The efficacy and the safety of lapatinib alone was first evaluated in 39 patients with HER2 positive progressive BM all previously treated by trastuzumab and by WBRT in 37 cases [78]. The objective response rate was low (2.6%). The median time to progression was 3.0 months suggesting very limited activity as a single agent. In a phase II study, 242 HER2 positive BC patients with progressive BM previously treated with trastuzumab and cranial RT were treated with lapatinib alone [79]. The objective response rate was 6%; 21% had a volumetric response of 20% or more. Of the 50 patients enrolled in the extension phase of the study that added capecitabine to lapatinib, a CNS objective response was observed in 20% (according to RECIST criteria) and 40% (based on volumetric response of 20% or more). Importantly, the effect of capecitabine alone cannot be excluded in the extension phase, although lapatinib may have had an additive effect. The modest activity of lapatinib in the CNS replicates that seen in systemic disease as well [80]. The efficacy of the combination of lapatinib and capecitabine was confirmed in a cohort of 22 evaluable HER2 positive BC patients with previously treated BM [81]. Partial responses were observed in 7 patients and stabilization was observed in 6 patients. The median brain PFS was 5.6 months and the median OS was 27.9 months, significantly longer than in patients treated with trastuzumab-based therapies after CNS progression (16.7 months). The response rates observed with lapatinib and capecitabine were replicated in several expanded access programs [18% response reported by Boccardo and 21% reported by Sutherland] [82, 83]. In combination with capecitabine, CNS response rates vary from 18 to 38% [78, 79, 81–84].

Excess toxicity and lack of efficacy was observed in a study comparing the combination of lapatinib plus topotecan versus lapatinib plus capecitabine [84]. The efficacy of the combination of lapatinib and capecitabine was studied in the LANDSCAPE phase II trial (NCT00967031) in untreated asymptomatic BM with HER2 positive BC [85]. A high partial response rate of 66% was seen. The median time to progression was 5.5 months. This approach constitutes an option for patients with HER2 positive tumors that are low volume and paucisymptomatic. The CEREBEL trial, designed to demonstrate that the combination of lapatinib plus capecitabine could reduce the incidence of BM compared to trastuzumab plus capecitabine, was closed early due to a low incidence of BM (3% in the lapatinib plus capecitabine group and 4% in the trastuzumab plus capecitabine group) [86].

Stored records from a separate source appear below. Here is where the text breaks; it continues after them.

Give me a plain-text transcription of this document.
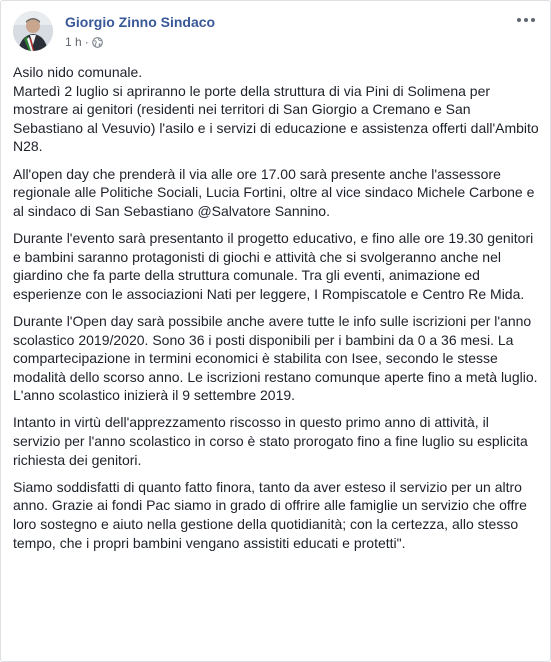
Giorgio Zinno Sindaco
1 h ·

Asilo nido comunale.
Martedì 2 luglio si apriranno le porte della struttura di via Pini di Solimena per mostrare ai genitori (residenti nei territori di San Giorgio a Cremano e San Sebastiano al Vesuvio) l'asilo e i servizi di educazione e assistenza offerti dall'Ambito N28.

All'open day che prenderà il via alle ore 17.00 sarà presente anche l'assessore regionale alle Politiche Sociali, Lucia Fortini, oltre al vice sindaco Michele Carbone e al sindaco di San Sebastiano @Salvatore Sannino.

Durante l'evento sarà presentanto il progetto educativo, e fino alle ore 19.30 genitori e bambini saranno protagonisti di giochi e attività che si svolgeranno anche nel giardino che fa parte della struttura comunale. Tra gli eventi, animazione ed esperienze con le associazioni Nati per leggere, I Rompiscatole e Centro Re Mida.

Durante l'Open day sarà possibile anche avere tutte le info sulle iscrizioni per l'anno scolastico 2019/2020. Sono 36 i posti disponibili per i bambini da 0 a 36 mesi. La compartecipazione in termini economici è stabilita con Isee, secondo le stesse modalità dello scorso anno. Le iscrizioni restano comunque aperte fino a metà luglio. L'anno scolastico inizierà il 9 settembre 2019.

Intanto in virtù dell'apprezzamento riscosso in questo primo anno di attività, il servizio per l'anno scolastico in corso è stato prorogato fino a fine luglio su esplicita richiesta dei genitori.

Siamo soddisfatti di quanto fatto finora, tanto da aver esteso il servizio per un altro anno. Grazie ai fondi Pac siamo in grado di offrire alle famiglie un servizio che offre loro sostegno e aiuto nella gestione della quotidianità; con la certezza, allo stesso tempo, che i propri bambini vengano assistiti educati e protetti".
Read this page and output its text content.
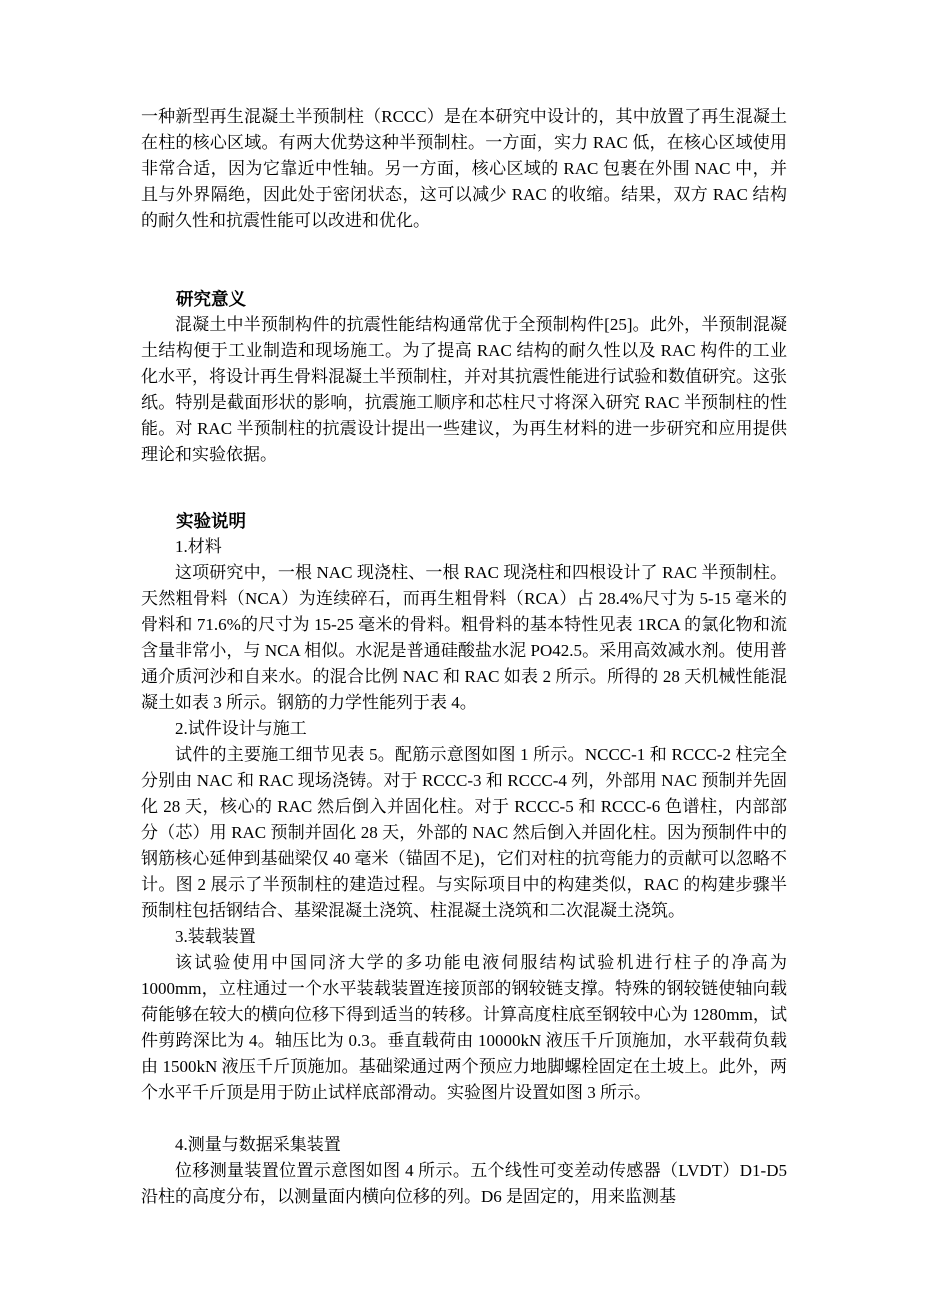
一种新型再生混凝土半预制柱（RCCC）是在本研究中设计的，其中放置了再生混凝土在柱的核心区域。有两大优势这种半预制柱。一方面，实力 RAC 低，在核心区域使用非常合适，因为它靠近中性轴。另一方面，核心区域的 RAC 包裹在外围 NAC 中，并且与外界隔绝，因此处于密闭状态，这可以减少 RAC 的收缩。结果，双方 RAC 结构的耐久性和抗震性能可以改进和优化。

研究意义

混凝土中半预制构件的抗震性能结构通常优于全预制构件[25]。此外，半预制混凝土结构便于工业制造和现场施工。为了提高 RAC 结构的耐久性以及 RAC 构件的工业化水平，将设计再生骨料混凝土半预制柱，并对其抗震性能进行试验和数值研究。这张纸。特别是截面形状的影响，抗震施工顺序和芯柱尺寸将深入研究 RAC 半预制柱的性能。对 RAC 半预制柱的抗震设计提出一些建议，为再生材料的进一步研究和应用提供理论和实验依据。

实验说明

1.材料

这项研究中，一根 NAC 现浇柱、一根 RAC 现浇柱和四根设计了 RAC 半预制柱。天然粗骨料（NCA）为连续碎石，而再生粗骨料（RCA）占 28.4%尺寸为 5-15 毫米的骨料和 71.6%的尺寸为 15-25 毫米的骨料。粗骨料的基本特性见表 1RCA 的氯化物和流含量非常小，与 NCA 相似。水泥是普通硅酸盐水泥 PO42.5。采用高效减水剂。使用普通介质河沙和自来水。的混合比例 NAC 和 RAC 如表 2 所示。所得的 28 天机械性能混凝土如表 3 所示。钢筋的力学性能列于表 4。

2.试件设计与施工

试件的主要施工细节见表 5。配筋示意图如图 1 所示。NCCC-1 和 RCCC-2 柱完全分别由 NAC 和 RAC 现场浇铸。对于 RCCC-3 和 RCCC-4 列，外部用 NAC 预制并先固化 28 天，核心的 RAC 然后倒入并固化柱。对于 RCCC-5 和 RCCC-6 色谱柱，内部部分（芯）用 RAC 预制并固化 28 天，外部的 NAC 然后倒入并固化柱。因为预制件中的钢筋核心延伸到基础梁仅 40 毫米（锚固不足)，它们对柱的抗弯能力的贡献可以忽略不计。图 2 展示了半预制柱的建造过程。与实际项目中的构建类似，RAC 的构建步骤半预制柱包括钢结合、基梁混凝土浇筑、柱混凝土浇筑和二次混凝土浇筑。

3.装载装置

该试验使用中国同济大学的多功能电液伺服结构试验机进行柱子的净高为 1000mm，立柱通过一个水平装载装置连接顶部的钢较链支撑。特殊的钢较链使轴向载荷能够在较大的横向位移下得到适当的转移。计算高度柱底至钢较中心为 1280mm，试件剪跨深比为 4。轴压比为 0.3。垂直载荷由 10000kN 液压千斤顶施加，水平载荷负载由 1500kN 液压千斤顶施加。基础梁通过两个预应力地脚螺栓固定在土坡上。此外，两个水平千斤顶是用于防止试样底部滑动。实验图片设置如图 3 所示。

4.测量与数据采集装置

位移测量装置位置示意图如图 4 所示。五个线性可变差动传感器（LVDT）D1-D5 沿柱的高度分布，以测量面内横向位移的列。D6 是固定的，用来监测基
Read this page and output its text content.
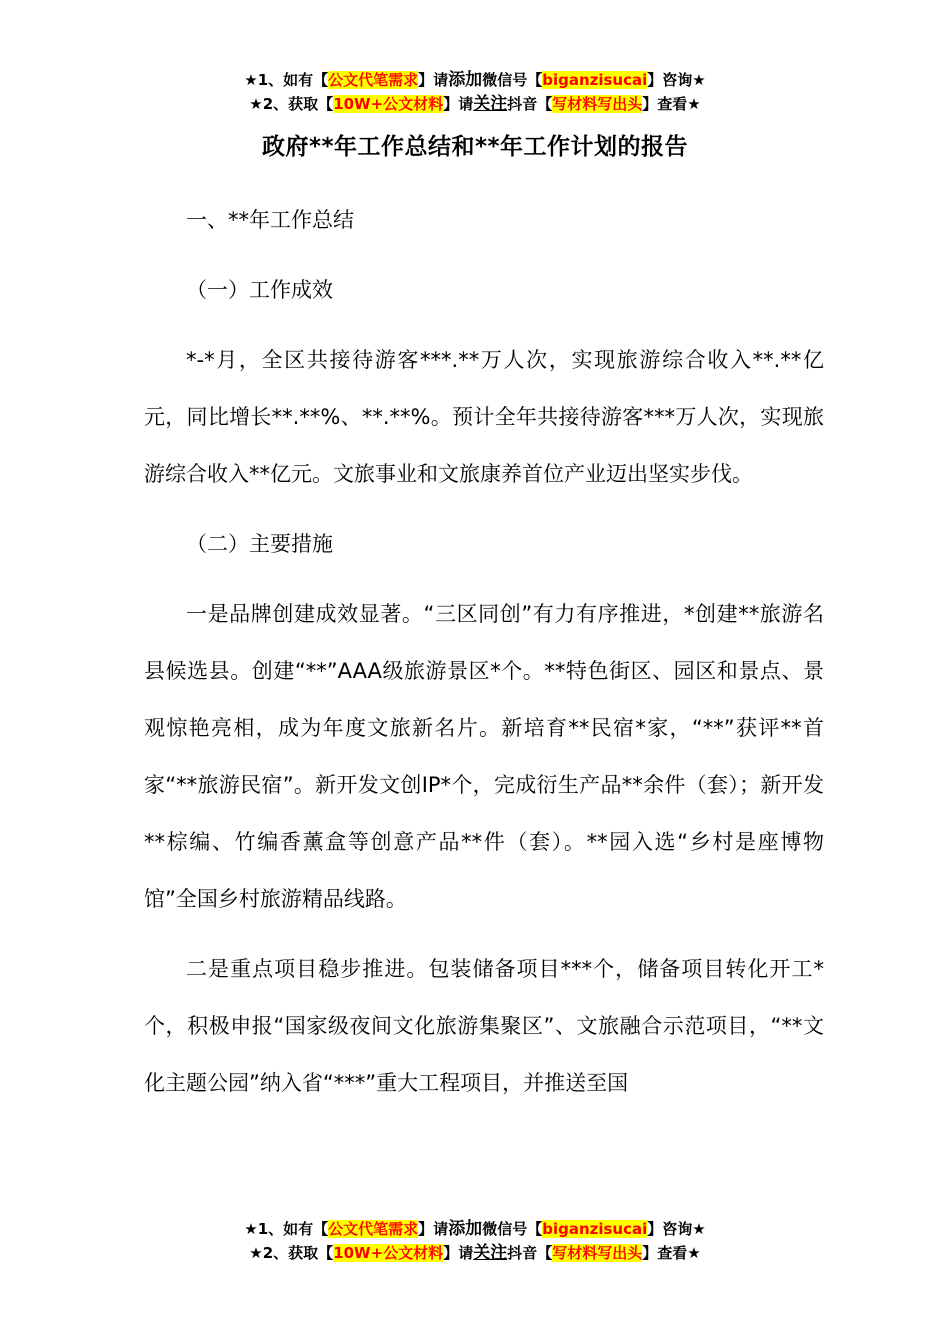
★1、如有【公文代笔需求】请添加微信号【biganzisucai】咨询★
★2、获取【10W+公文材料】请关注抖音【写材料写出头】查看★
政府**年工作总结和**年工作计划的报告

一、**年工作总结

（一）工作成效

*-*月，全区共接待游客***.**万人次，实现旅游综合收入**.**亿元，同比增长**.**%、**.**%。预计全年共接待游客***万人次，实现旅游综合收入**亿元。文旅事业和文旅康养首位产业迈出坚实步伐。

（二）主要措施

一是品牌创建成效显著。“三区同创”有力有序推进，*创建**旅游名县候选县。创建“**”AAA级旅游景区*个。**特色街区、园区和景点、景观惊艳亮相，成为年度文旅新名片。新培育**民宿*家，“**”获评**首家“**旅游民宿”。新开发文创IP*个，完成衍生产品**余件（套）；新开发**棕编、竹编香薰盒等创意产品**件（套）。**园入选“乡村是座博物馆”全国乡村旅游精品线路。

二是重点项目稳步推进。包装储备项目***个，储备项目转化开工*个，积极申报“国家级夜间文化旅游集聚区”、文旅融合示范项目，“**文化主题公园”纳入省“***”重大工程项目，并推送至国

★1、如有【公文代笔需求】请添加微信号【biganzisucai】咨询★
★2、获取【10W+公文材料】请关注抖音【写材料写出头】查看★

In a retrospective study, Bartsch evaluated the impact of trastuzumab and lapatinib on 80 HER2 positive BC patients with BM [71]. Median OS was 13 months in patients treated with trastuzumab after diagnosis of BM, 9 months in patients treated with chemotherapy and 3 months in patients treated with RT only. Addition of lapatinib to trastuzumab, either sequentially or concomitantly, prolonged OS compared to trastuzumab alone. Thus, the combination of lapatinib and trastuzumab may be an option for BC BM.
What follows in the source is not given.